Kingdom: Protozoa
Phylum: Chlorophyta
Class: Ulvophyceae
Order: Ulvales
Family: Ulvaceae
I've posted this photo before, and talked about the encrusting organisms that live on it. Today I want to focus on the substratum itself, the green algae Ulva. Belonging to the phylum Chlorophyta, or the green algae, this group is considered the basal group for land plants. They share the same chlorophyll pigments, store starch, and posses cellulose cell walls.
Ulva is an interesting algae, it grows in large sheet-like patches only two cells thick. The sheets are often ruffled and fluted making its common name, sea lettuce, an apt descriptor. It attaches to rocks, docks, and other structures by a very small disk.
It also has a very interesting life cycle termed alternation of generations. The diploid generation makes spores which grow into a haploid adult without fertilization. The halpoid adult (n) makes gametes which are fertilized and grow into a diploid adult (2n). Repeat the cycle.
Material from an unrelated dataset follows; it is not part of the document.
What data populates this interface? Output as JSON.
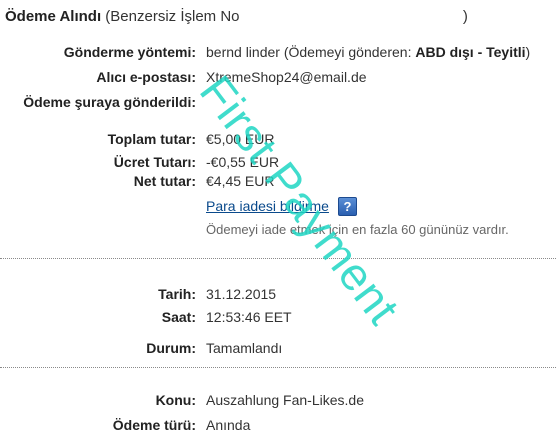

There are lots of algae that have this type of life cycle, but Ulva is one of the only ones where you cannot tell if the adult is haploid or diploid by looking at it.
3 comments:
THIS is the slimy stuff floating around the beach at Cabrillo? It's a lot more interesting than I imagined!
Kids always love this stuff when exploring the dock - I'll have to look for bryozoans next time, we usually find little polychaetes in mud casings amongst the furls!
Ulva is a pretty cool one. what I love about it is that it is often the substrate for so many other creatures.